Adriano Cecioni (July 26, 1836 – May 23, 1886) was an Italian artist, caricaturist, and critic associated with the Macchiaioli group.
He was born in Florence and began his artistic training in 1859 at the Florentine Academy under the sculptor Aristodemo Costoli. In that same year he fought alongside Telemaco Signorini in the Second Italian War of Independence. In 1860 he participated in a competition to provide military artworks for the Tuscan government. His submission, a maquette for a statue of Charles Albert of Savoy, won a prize but was deemed unsatisfactory by academicians and was not commissioned.

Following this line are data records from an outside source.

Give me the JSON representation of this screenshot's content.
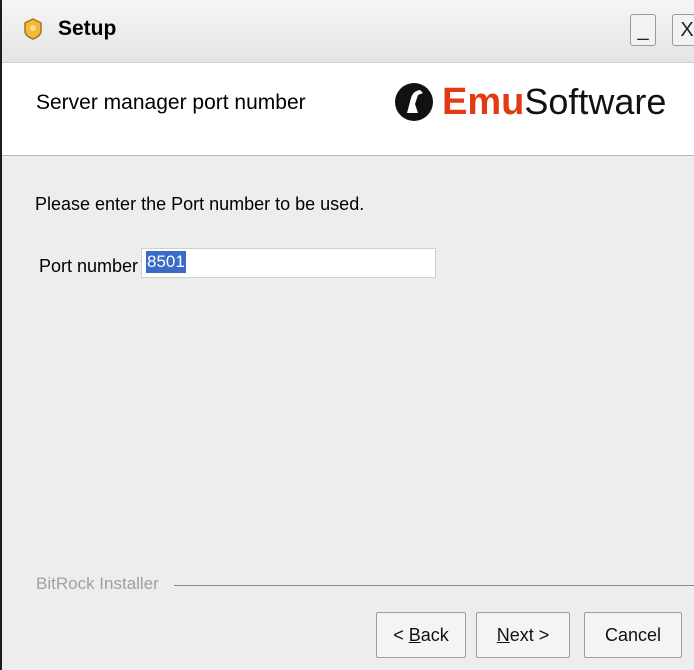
{
  "window": {
    "title": "Setup",
    "minimize_glyph": "_",
    "close_glyph": "X"
  },
  "header": {
    "title": "Server manager port number",
    "logo": {
      "emu": "Emu",
      "software": "Software"
    }
  },
  "content": {
    "prompt": "Please enter the Port number to be used.",
    "port_label": "Port number",
    "port_value": "8501"
  },
  "footer": {
    "installer_label": "BitRock Installer",
    "buttons": {
      "back_prefix": "< ",
      "back_mnemonic": "B",
      "back_rest": "ack",
      "next_mnemonic": "N",
      "next_rest": "ext >",
      "cancel": "Cancel"
    }
  },
  "colors": {
    "brand": "#e23a12",
    "selection": "#3a6bc6"
  },
  "icons": [
    "setup-app-icon",
    "emu-logo-icon"
  ]
}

In 1863 Cecioni received a grant and went to Naples, where he was instrumental in the formation of the artists' group Scuola di Resina, which included Giuseppe De Nittis, Marco de Gregorio, and Federico Rossano. A major work of this period was his sculpture The Suicide, which he exhibited at the Florence Academy in 1867. In 1872 Cecioni spent six months in London, where he contributed a series of caricatures to Vanity Fair magazine. After he returned to Italy, the sculptures he produced for the rest of his career were mainly genre works, often humorous in nature. He also painted domestic scenes. In 1884 he became Professor of Drawing at the Istituto di Magistero Femminile.
Cecioni's activities as an art critic, which began in the 1870s, consumed an increasing amount of his time in his later years. He died of a heart attack on May 23, 1886.
His work is in collections including Galleria d'arte moderna di Palazzo Pitti, Florence; Galleria nazionale d'arte moderna, Rome; Museo statale d'arte medievale e moderna, Arezzo; and Pinacoteca di Brera, Milan.